Finding myself with excellent lamb chops, I decided I needed to try a new dish. I was skeptical at first due to the boiling of meat the recipe called for and the inclusion of jujubes and mastic. Both of these spices are strongly overpowering if to much is included so add these sparingly! This is an amazing dish with flavors that dance over the palate. Try it once and you’ll be a fan!
Mishmishiya
(Fat Meat with Apricots)
Translation:
Take fat meat. Boil it in a little water and take its scum away. Take dried apricots and remove their pits and replace them with blanched almonds. And when the meat is done, throw the apricots on it, and raisins, atraf al-tib, a stick of Chinese cinnamon, mint mastic, saffron and jujubes, and sweeten it with sugar and honey. It comes out well. (Rodinson, pp. 356-357)
Ingredients:
4-6 lamb chops or 1 lb. cubed.
1/2 C. apricots
Enough almonds to stuff each apricot
1/4 C. raisins
1 tsp Chinese cinnamon, mint, and honey
1/16 ground mastic
4 jujubes
Pinch of saffron
Redaction:
Take your apricots and stuff them.
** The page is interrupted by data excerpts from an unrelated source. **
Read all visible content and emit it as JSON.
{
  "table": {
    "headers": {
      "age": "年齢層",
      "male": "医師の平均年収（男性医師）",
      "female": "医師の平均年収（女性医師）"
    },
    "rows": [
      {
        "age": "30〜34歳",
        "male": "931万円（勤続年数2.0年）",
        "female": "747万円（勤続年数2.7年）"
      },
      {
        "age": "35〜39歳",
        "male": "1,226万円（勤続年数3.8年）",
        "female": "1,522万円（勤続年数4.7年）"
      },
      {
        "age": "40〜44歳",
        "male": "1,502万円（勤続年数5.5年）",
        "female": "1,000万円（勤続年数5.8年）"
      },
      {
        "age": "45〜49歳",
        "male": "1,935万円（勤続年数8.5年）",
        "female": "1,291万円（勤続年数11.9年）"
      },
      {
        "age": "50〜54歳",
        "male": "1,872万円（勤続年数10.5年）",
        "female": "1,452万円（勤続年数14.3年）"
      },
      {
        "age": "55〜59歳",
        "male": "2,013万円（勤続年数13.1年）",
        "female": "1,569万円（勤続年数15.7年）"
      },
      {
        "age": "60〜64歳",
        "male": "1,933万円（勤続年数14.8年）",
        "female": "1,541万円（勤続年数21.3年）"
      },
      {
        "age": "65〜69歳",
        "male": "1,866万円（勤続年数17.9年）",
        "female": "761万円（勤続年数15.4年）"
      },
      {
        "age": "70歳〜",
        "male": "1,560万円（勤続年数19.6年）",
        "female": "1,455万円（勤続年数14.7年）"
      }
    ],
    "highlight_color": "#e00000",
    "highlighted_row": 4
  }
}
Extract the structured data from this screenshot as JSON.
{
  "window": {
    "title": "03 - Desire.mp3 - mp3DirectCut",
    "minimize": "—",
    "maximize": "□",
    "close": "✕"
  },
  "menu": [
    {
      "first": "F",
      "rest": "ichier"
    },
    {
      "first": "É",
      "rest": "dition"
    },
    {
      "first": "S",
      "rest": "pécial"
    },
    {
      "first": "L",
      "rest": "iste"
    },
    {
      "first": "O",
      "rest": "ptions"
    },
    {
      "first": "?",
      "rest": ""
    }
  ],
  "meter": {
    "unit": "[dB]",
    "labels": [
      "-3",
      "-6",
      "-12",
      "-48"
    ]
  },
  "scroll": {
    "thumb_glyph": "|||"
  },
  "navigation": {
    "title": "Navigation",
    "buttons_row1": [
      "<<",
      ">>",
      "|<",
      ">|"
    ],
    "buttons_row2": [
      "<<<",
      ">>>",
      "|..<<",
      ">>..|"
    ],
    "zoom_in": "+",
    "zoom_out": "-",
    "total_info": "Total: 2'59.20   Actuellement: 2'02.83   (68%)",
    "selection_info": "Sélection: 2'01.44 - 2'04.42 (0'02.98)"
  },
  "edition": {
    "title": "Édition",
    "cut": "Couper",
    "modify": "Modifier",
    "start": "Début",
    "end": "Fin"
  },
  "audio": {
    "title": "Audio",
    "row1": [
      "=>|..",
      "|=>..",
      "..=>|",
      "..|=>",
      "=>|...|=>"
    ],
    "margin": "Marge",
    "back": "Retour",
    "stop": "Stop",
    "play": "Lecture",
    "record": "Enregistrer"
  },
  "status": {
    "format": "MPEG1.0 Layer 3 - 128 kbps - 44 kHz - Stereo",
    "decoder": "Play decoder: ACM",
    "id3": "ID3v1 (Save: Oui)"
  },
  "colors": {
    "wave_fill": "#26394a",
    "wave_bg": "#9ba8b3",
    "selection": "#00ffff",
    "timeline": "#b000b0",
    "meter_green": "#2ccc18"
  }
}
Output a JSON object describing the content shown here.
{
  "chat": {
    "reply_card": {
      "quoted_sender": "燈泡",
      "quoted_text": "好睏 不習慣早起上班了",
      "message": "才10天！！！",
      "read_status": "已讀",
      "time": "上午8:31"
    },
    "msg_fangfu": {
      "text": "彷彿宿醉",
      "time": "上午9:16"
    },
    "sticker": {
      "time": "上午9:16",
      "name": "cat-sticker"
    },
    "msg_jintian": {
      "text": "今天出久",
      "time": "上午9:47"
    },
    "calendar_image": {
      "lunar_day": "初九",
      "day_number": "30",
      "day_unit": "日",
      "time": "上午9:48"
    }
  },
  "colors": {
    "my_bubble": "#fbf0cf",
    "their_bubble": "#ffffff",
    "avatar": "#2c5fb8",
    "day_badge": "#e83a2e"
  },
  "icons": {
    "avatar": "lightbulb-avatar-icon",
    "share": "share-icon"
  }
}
Then gather all your ingredients together in one spot.
Also I hate jujubes. Note for one steak, I only had one squished jujube in the entire spice dish. I consider jujubes to be the worst spice ever! Use it in very small quantities! Otherwise your dish will taste like nothing more than jujubes and a hint of something else. Don’t go overboard on the mastic. It’s type of pine resin and also has a strong taste. A little goes a very long way!
Take a deep frying pan and fill it half way up to the meat’s side.
Let the meat sit in the water for 4-5 minutes on each side. Continually removing the scum as it surfaces (it won’t be much).
While the meat is boiling, put the apricots and raisons to the side, then grind together all the spices except the honey.
When the meat has been cooked on both sides and the water has been boiled away, remove it from the pan. Sprinkle the ground spices over the meat,
scattering the dried fruit over the meat. Dribble the honey over that.
My first thought on this recipe is that boiling meat is just blah! I was pleasantly surprised at how tender and very juicy the meat came out. The ground spices smelled amazing! Even with the jujube and mastic, the saffron and cinnamon and mint blended with the others wonderfully.